Liquidity Love Fest
Varietals are the spice of life at the Monterey Wine Fest.
Thursday, June 10, 2010
The word “epic” gets overused and abused. But the Monterey Bay Aquarium is an epic place to taste grape juice.
Shapely concrete spaces calm and inspire. Every tasting table enjoys a backdrop of monkey-faced eels or seven-gill sharks. Aquatic conversation pieces ensure dialogue flows with moon-jelly-esque effortlessness.
It goes beyond that, though, according Monterey County Conventions and Visitors Bureau’s Celeste White, which helps make June 10-12’s Monterey Wine Festival remarkable.
“One thing that separates MWF from the festivals in other regions is that the first night has the backdrop of the National Marine Sanctuary,” she says. “The bay is the reason for the climate that creates the great wines we have here, in places like the Santa Lucia Highlands.”

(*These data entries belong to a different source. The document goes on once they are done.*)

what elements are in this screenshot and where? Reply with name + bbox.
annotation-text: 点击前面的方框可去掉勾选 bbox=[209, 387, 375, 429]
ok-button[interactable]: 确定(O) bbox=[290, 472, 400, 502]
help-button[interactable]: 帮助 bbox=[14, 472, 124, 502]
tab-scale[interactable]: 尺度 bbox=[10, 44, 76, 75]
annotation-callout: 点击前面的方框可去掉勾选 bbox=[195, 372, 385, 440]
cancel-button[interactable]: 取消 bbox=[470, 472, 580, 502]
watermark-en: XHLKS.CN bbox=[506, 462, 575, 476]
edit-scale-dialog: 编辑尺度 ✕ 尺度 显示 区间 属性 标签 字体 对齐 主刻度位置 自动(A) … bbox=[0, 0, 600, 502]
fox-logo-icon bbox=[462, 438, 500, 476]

The festival’s Thursday gala, Friday new release party and Saturday chowder cook-off gather 80-plus award-winning wineries from Santa Barbara, San Luis Obispo, Sonoma and Napa counties, Oregon, Washington and as far off as Australia. It will be Monterey County, however, that reps most mightily.
That is only appropriate when the host county produces nearly the most grapes of any in the country (Some 175 unique vineyards tend to 40,000 acres of grapes). Monterey County harvested $250 million in grapes a year ago – fruit which ultimately earns millions more as it ferments – and the most Chardonnay anywhere, which bodes well for pairings with chowder cook-off creations by chefs from standout spots like Flaherty’s Fishhouse and Abalonetti Seafood Trattoria. Its borders hold nine different American Viticultural Areas – with family-owned San Bernabe big enough to be one on its own – and enough microclimates to create a wonderful thing industry insiders call a “thermal rainbow,” a range of temperature-driven conditions that allow a striking diversity of varietals to flourish.
Monterey County Vintner and Growers Association Executive Director Rhonda Motil likes to remind people of that as she travels from Los Angeles to New York, selling buyers, trade professionals and wine writers on Monterey County’s best. “Our wines offer something new, something different,” she says. “And we have lots of varietals. We have 42.” (Word arrived last week that MCVGA will get a boost in its efforts as one of only 13 California recipients of the USDA Value-Added Producer Grant for agricultural producers and cooperatives via resources made available through the 2008 Farm Bill. The $276,084 grant will impact promotional campaigns between June 2010 and January 2013.)
That rainbow means a fog-friendly Chardonnay from successful Sheid Vineyards can coexist not far from a heat-hungry Syrah from Parsonage. (Both wineries will pour at MWF; Sheid’s still-new tasting room stands just across Cannery Row from the Aquarium.)
It also allows the fickle Pinot grape to find lots more space to flourish than in most regions, empowering the work of MWF-attending wineries like De Tierra (“They say Cabernet is the king of wines,” winemaker David Coventry says, “but Pinot is the wine of kings”) and Lockwood (whose bargain $19 bottle just scored an 87 from Wine Spectator).
As the festival’s new ownership enters its sophomore season, there are several indicators that a once-shaky ship has be steadied, including the gala backdrop, the wines present and the chowder buzz. That is good news for a young but proud – and increasingly popular – wine-growing region, and a Monterey Wine Festival that, as the oldest continuously running festival of its kind in the United States, deserves a 2010 edition as epic as its oceanside setting.